With the Guideline published, it felt an appropriate time to reflect on the process and to consider the challenges and opportunity writing for publication presents.

  •           Keeping momentum

From start to finish, I have been working on this piece of research for four years and whilst I have really enjoyed it, it has been difficult to keep momentum, alongside balancing the demands of work and starting a new job. Timely emails from the SLA, support from colleagues and new found enthusiasm when working with case study contributors all helped to keep the project on track. It sounds obvious but breaking up the task into smaller manageable chunks and asking for feedback along the way also helped with motivation and focus. Unsurprisingly, the Guideline is written remotely and there's very little opportunity for face to face interaction, although chats on the phone and clear feedback by email were all helpful and kept the project moving forward.

  • Being all things to all people

I was aware that the basis for this Guideline was my MA dissertation and writing for academic study is a world away from writing a practical guideline designed to help the day to day work of fellow librarians. Establishing my own voice in the publication and gauging the tone was something I initially found difficult. Fortunately, Geoff brings many years of experience to the writing process and offered guidance to ensure the publication meets the needs and expectations of our intended authorship.

  • Taking a step back

As is the case with any piece of work of this kind you can certainly get too attached and fail at times to see the wood for the trees. It might be the case that you fail to explain terminology correctly or to give sufficient context to an example simply because to you it feels obvious. Having people who aren't familiar with the project read your work and cast an eye over the text is invaluable.

  • Keeping the conversation open and ongoing feedback

In many ways related to the above point, I appreciated feedback from a whole range of readers, including those not involved in librarianship. My head teacher, a former colleague working in IT, my previous line manager, the editorial team at the SLA and of course my long suffering parents all contributed to the final draft. Recognising their skills, interest and expertise added a richness to the text and I hope created a Guideline with breadth and variety as we all know that working in a school requires a whole team of people to be on board and support our work.

  • Transferring your vision to other contributors (for me, case study contributors)

I think when you embark on a project like this, informed by your own day to day work and primary research, you have a clear vision of the structure of the Guideline and how it fits together. It was my responsibility to communicate this effectively to my case study contributors and for them to have a good overview of how the publication would look and feel without burdening them with information overload. In the first instance I sent them a one side plan and contents page and then, responding to their request for more information, I sent them a draft so they were able to see how the publication would fit together.

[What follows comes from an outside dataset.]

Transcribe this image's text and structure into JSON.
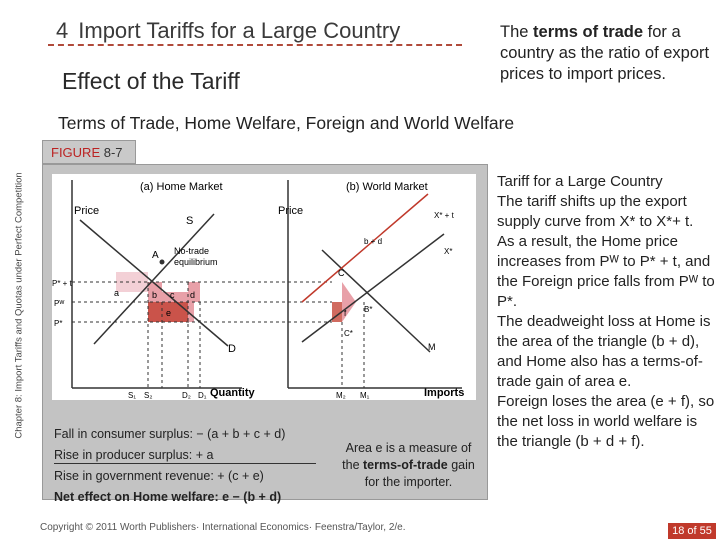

In the initial planning stages I had considered devising a proforma for the contributors so they had a consistent structure but on reflection I recognised that each one was different in their scope and it was better to give the authors as much autonomy as possible in the writing process.

I have thoroughly enjoyed writing the Guideline and very much hope it is of use to fellow librarians. There is some truly amazing and inspiring work going on in schools (one only has to read articles in the School Librarian or threads on SLN or posts on Heart of the School) and I would encourage anyone toying with the idea of publication to jump in and have a go. It has been a very rewarding process, I've learnt a huge amount along the way and I've hopefully produced something that is useful to others! My sincere thanks to the SLA for suggesting and supporting this Guideline and to all my colleagues and friends who have made it possible.